9. The apparatus according to claim 8, wherein the data obtaining module is further configured to, when there is a normal server in the server cluster subsequently, sequentially request the normal server for the data corresponding to each request rule according to a sequence of a number of request times corresponding to each request rule in the queue to be requested, the sequence being from a large number to a small number.

10. The apparatus of claim 8 or 9, further comprising: a data interception module and a data update module, wherein,

the data interception module is used for intercepting data which is acquired from the server which is detected last time or the target server and corresponds to the request rule of the data request;

the data updating module is used for updating data corresponding to the request rule of the data request in the standby data according to the intercepted data, or updating the data corresponding to the request rule of the data request in the standby data according to the requested data after requesting the data corresponding to the request rule of the data request when a normal server exists in a server cluster in the follow-up process.
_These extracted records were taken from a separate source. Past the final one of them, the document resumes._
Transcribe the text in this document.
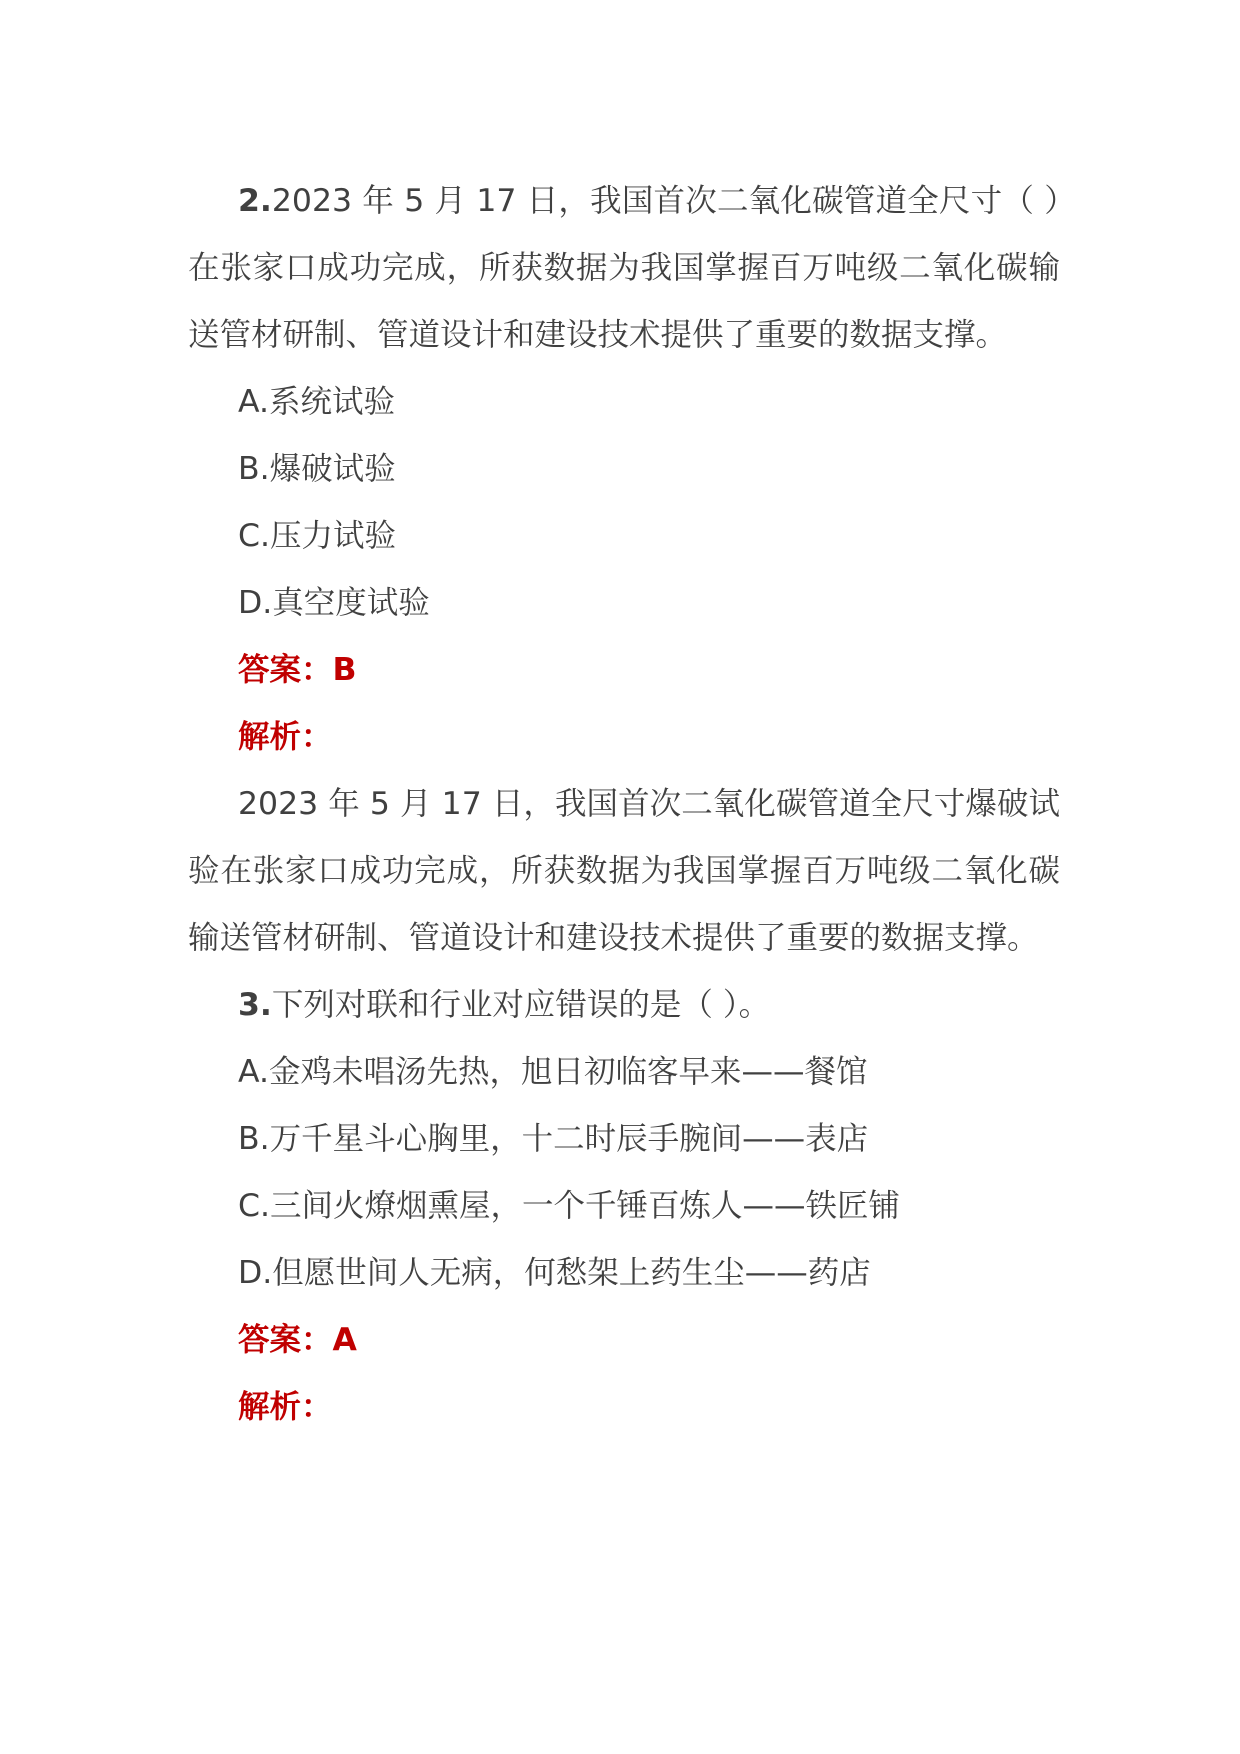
2.2023 年 5 月 17 日，我国首次二氧化碳管道全尺寸（ ）在张家口成功完成，所获数据为我国掌握百万吨级二氧化碳输送管材研制、管道设计和建设技术提供了重要的数据支撑。

A.系统试验

B.爆破试验

C.压力试验

D.真空度试验

答案：B

解析：

2023 年 5 月 17 日，我国首次二氧化碳管道全尺寸爆破试验在张家口成功完成，所获数据为我国掌握百万吨级二氧化碳输送管材研制、管道设计和建设技术提供了重要的数据支撑。

3.下列对联和行业对应错误的是（ ）。

A.金鸡未唱汤先热，旭日初临客早来——餐馆

B.万千星斗心胸里，十二时辰手腕间——表店

C.三间火燎烟熏屋，一个千锤百炼人——铁匠铺

D.但愿世间人无病，何愁架上药生尘——药店

答案：A

解析：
11. The apparatus of claim 10, wherein the data update module is further configured to:

judging whether a request rule of the data request exists in the database;

12. The apparatus according to claim 7, wherein the server detection module detects whether there is a normal server in the server cluster through an interface detection service, and the interface detection service is built by node.

13. An electronic device, comprising:

one or more processors;

a memory for storing one or more programs,

the one or more programs, when executed by the one or more processors, cause the one or more processors to implement the method recited in any of claims 1-6.

14. A computer-readable medium, on which a computer program is stored, which, when being executed by a processor, carries out the method according to any one of claims 1-6.